Semantic Analysis

Semantic analysis checks that the source program has consistent meaning beyond syntactic correctness. It enforces language rules that cannot be expressed in a CFG, and annotates the AST with type information used by later phases.

What Semantic Analysis Checks

Type checking: operands of an expression have compatible types; function call arguments match the declared parameter types; assignment target and source are compatible.

Scope and name resolution: every identifier is declared before use; identifiers refer to the correct declaration in the appropriate scope; no redeclaration in the same scope.

Control flow: break and continue appear inside loops; return types match the function’s declared return type.

Object-specific rules: virtual method override compatibility; interface implementation completeness.

These checks cannot be expressed in a CFG because they involve context (what was declared elsewhere in the program).

Symbol Table and Scoping

The symbol table maps identifiers to their attributes. Semantic analysis builds and queries it during AST traversal.

Scoping rules: most languages use lexical (static) scoping. A name refers to the innermost enclosing scope in which it is declared.

Implementation: maintain a stack of hash tables. Entering a block pushes a new table. Exiting pops it. Lookup searches from top to bottom.

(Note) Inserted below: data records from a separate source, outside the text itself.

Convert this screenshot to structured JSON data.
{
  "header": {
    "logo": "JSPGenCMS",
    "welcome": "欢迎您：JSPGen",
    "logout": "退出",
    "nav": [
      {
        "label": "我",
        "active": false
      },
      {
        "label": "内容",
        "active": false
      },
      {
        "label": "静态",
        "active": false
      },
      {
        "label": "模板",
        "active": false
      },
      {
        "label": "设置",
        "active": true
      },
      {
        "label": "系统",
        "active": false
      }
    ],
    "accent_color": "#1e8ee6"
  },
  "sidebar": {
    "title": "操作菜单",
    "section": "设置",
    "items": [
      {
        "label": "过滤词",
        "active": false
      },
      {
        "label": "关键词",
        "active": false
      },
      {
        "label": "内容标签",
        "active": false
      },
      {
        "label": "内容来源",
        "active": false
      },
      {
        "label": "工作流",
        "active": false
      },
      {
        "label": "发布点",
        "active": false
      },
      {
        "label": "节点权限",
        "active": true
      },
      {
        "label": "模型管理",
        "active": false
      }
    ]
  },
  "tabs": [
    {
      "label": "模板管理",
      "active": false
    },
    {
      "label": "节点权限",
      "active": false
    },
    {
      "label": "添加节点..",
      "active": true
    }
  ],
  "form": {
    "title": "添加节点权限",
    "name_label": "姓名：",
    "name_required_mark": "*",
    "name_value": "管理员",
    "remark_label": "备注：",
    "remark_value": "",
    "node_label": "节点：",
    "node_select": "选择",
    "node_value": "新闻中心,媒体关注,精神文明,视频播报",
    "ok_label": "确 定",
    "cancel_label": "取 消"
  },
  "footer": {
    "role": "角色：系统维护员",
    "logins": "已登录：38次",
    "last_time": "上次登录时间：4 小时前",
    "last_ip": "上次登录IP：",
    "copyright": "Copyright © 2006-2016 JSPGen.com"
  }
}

{                      // push scope 1
    int x = 5;
    {                  // push scope 2
        int y = x;     // y -> scope 2; x found in scope 1
        {              // push scope 3
            int x = 3; // shadows outer x
        }              // pop scope 3
    }                  // pop scope 2
}                      // pop scope 1

Forward references: some languages allow using a name before its declaration (mutual recursion in functions). Handle with a two-pass approach: first pass collects all declarations; second pass resolves references.

Type Systems

A type system assigns types to expressions and checks consistency.

Static vs. dynamic typing: static typing checks types at compile time (C, Java, Rust); dynamic typing checks at runtime (Python, Ruby). Static typing enables early error detection and optimizations.

Strong vs. weak typing: strong typing prohibits implicit coercions (Python, Java); weak typing allows them (C: implicit int/pointer casts, JavaScript).

Type inference: the compiler infers types from context without explicit annotations. Hindley-Milner type inference (ML, Haskell) infers principal types for all expressions.

Type Checking Algorithm

For each AST node, compute the type of the node and check against expected types.

Literals:

  • Integer literal: int.
  • Float literal: float.
  • String literal: string.
  • true / false: bool.

Binary operations:

  • +, -, * on int operands: result is int.
  • +, -, * on float operands: result is float.
  • int and float: implicit widening of int to float.
  • + on strings: string concatenation.
  • ==, !=: operands must have compatible types; result is bool.

Function calls: check that the number and types of arguments match the function signature.

Assignment: the right-hand side type must be assignable to the left-hand side type (same type or subtype).

Type Coercion and Widening

Widening conversions: safe, no information loss. int to long, float to double, subtype to supertype.

Narrowing conversions: may lose information. long to int, double to float. Require explicit cast in most strongly-typed languages.

Coercion insertion: during type checking, insert explicit conversion nodes into the AST:

int x = 3;
float y = x + 1.5;
// AST: BinOp('+', IntToFloat(x), 1.5)

Type Equivalence

Structural equivalence: two types are equivalent if they have the same structure (same fields with same types, same parameter types). Used in C (for struct), Go, TypeScript.

Name equivalence: two types are equivalent only if they have the same name. Used in Java, C (for typedefs), Pascal.

typedef struct { int x; } Point;
typedef struct { int x; } Size;
// Name equivalence: Point != Size despite same structure

Attribute Grammars

Formal framework for describing semantic analysis. Attributes are associated with grammar symbols; semantic rules compute attribute values.

Synthesized attributes: computed from child attributes (bottom-up). Type of an expression is synthesized from its operands.

Inherited attributes: passed from parent to child (top-down). Scope information is inherited.

In practice, compilers implement this with AST traversals rather than formal attribute grammars.

Semantic Errors

int x = "hello";     // type error: string assigned to int
y = 3;               // error: y not declared
int x; int x;        // error: x redeclared
return "ok";         // error: return type mismatch (expected int)
break;               // error: break outside loop

Good error messages include source location, the problematic expression, and the expected vs. found type.